Woke white man: Elizabeth Warren sucks, but I’ll happily vote for her once Bernie Sanders dies.
COS professor while playing Gregorian chants before class: Well, I like it. My wife HATES Gregorian chants.
Theater kid: So I went up to my room and put some peppermint essential oil on my nips…
Classics Major: Ever since Oedipus, I haven't looked at my mom the same.
Friend reevaluating this friendship: I feel like you should continue this conversation…without me.
Woman professor to woman student: Though I'm usually on your side, we must at least sometimes recognize that men are also human beings.
Jaded senior, discussing baby yoda: Like, you’re so cute, but you’re a product of a megacorporation.
Gay man voting for Pete Buttigieg: I thought I got into Princeton because my mom was a legacy and I applied as a Classics Major, but I just learned about pretty privilege and it might be because of the symmetry of my face.
Exasperated frosh: You know how to code but not how to split screen your windows?
Sentimental friend: Did I mention how much I missed you?
Indifferent friend: Really?

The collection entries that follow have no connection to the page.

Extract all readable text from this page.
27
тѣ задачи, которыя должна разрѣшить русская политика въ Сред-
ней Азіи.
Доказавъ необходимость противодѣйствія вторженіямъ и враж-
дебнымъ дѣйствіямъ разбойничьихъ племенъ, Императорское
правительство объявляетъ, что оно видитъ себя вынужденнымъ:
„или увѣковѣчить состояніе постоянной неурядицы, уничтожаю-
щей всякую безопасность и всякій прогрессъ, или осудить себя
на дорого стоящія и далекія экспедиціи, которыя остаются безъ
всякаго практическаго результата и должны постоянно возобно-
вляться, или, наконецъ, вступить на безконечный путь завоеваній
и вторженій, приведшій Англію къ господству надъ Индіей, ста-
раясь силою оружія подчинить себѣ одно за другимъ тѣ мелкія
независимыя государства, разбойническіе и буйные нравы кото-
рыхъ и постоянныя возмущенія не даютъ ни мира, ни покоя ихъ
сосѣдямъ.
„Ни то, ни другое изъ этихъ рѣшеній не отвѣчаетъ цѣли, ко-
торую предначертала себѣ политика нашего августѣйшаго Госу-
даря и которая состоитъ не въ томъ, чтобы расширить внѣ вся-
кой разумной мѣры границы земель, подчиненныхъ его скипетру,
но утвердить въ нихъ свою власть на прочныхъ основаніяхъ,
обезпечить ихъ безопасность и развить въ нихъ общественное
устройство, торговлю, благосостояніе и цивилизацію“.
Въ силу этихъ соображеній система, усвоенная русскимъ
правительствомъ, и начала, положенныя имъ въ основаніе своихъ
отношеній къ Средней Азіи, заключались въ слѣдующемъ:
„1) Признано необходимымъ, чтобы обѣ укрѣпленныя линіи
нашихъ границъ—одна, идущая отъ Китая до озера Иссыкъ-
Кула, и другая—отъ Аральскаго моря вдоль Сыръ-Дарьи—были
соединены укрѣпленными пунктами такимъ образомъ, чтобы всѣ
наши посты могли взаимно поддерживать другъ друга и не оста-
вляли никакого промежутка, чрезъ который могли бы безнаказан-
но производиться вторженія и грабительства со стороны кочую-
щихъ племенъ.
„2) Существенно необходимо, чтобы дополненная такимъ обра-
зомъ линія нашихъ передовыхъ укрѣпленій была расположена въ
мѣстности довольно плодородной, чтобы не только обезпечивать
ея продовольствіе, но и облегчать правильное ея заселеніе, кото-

Oh, good job.
Former Ivy social chair: THIS is what I miss the most about college.
Inquisitive professor: Why are you laughing? You can tell me, you know I'm confidential. Though the university requires me to say that I'm not confidential. *pause* Come see me after class.

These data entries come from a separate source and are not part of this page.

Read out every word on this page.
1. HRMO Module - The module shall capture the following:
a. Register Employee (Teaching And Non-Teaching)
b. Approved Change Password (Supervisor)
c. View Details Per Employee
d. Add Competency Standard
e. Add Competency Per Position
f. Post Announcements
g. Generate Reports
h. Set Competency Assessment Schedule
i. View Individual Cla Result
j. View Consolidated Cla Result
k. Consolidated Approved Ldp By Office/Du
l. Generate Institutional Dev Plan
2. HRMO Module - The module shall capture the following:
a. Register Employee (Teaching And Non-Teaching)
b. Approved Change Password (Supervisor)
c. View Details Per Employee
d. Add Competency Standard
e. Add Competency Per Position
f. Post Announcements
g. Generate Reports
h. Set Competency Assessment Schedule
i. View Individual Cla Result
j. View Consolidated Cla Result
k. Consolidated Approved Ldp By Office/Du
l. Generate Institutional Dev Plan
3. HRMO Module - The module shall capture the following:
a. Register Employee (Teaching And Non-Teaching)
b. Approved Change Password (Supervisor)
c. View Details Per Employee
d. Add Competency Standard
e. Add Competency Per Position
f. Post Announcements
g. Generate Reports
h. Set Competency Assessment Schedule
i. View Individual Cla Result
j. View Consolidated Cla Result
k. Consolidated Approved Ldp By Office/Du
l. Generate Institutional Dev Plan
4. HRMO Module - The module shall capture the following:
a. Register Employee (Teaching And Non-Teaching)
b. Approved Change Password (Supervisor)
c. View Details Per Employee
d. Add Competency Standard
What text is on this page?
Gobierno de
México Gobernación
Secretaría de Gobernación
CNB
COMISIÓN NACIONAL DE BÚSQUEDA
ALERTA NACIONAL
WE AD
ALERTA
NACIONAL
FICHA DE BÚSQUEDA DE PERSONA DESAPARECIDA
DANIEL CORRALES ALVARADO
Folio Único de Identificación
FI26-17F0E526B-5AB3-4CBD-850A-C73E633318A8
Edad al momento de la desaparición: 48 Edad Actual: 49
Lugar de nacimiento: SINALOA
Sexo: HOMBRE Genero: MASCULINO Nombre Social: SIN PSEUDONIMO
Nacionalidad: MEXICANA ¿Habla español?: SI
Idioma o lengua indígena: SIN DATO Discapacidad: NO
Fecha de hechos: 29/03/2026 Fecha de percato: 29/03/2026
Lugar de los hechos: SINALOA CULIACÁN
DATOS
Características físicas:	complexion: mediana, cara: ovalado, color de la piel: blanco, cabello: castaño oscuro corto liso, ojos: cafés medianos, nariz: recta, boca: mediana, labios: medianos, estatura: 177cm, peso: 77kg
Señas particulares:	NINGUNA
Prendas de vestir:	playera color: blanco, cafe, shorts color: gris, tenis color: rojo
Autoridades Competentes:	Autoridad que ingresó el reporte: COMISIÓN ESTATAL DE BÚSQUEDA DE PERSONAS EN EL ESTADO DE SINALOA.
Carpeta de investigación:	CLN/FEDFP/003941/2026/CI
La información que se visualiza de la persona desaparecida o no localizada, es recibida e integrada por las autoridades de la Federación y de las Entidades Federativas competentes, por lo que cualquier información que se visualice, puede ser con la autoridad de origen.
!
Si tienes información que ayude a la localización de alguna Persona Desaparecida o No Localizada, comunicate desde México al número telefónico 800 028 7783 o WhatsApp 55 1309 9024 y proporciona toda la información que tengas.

Underclassman: Adoption is more sustainable. It's like thrifting but for kids.
White boy: Elizabeth Warren sucks, but I’ll happily vote for her once Bernie Sanders dies.
EEB senior, to history senior: Wow, we don't get thesis lockers.... all I got was a bag of raccoon shit.
Friend on frosh going through an existential crisis: Just because she's short doesn't mean she'll be a pediatrician.
Politically informed girl, watching the debate: You know who was hot? Franklin Pierce.
Former EIC, reflecting: Sometimes I read the stuff I wrote and I’m like... I didn’t write anything crazy but... definitely imperialist!
Cultural Catholic, on his return to the fold: I want my hatred of Protestants to be rooted in theological rigor.
Professor: If you don't cite your sources properly, you get sent to the D level of Firestone.
Sympathetic friend, to masochist: You’re not a freak! You just have…interesting tastes.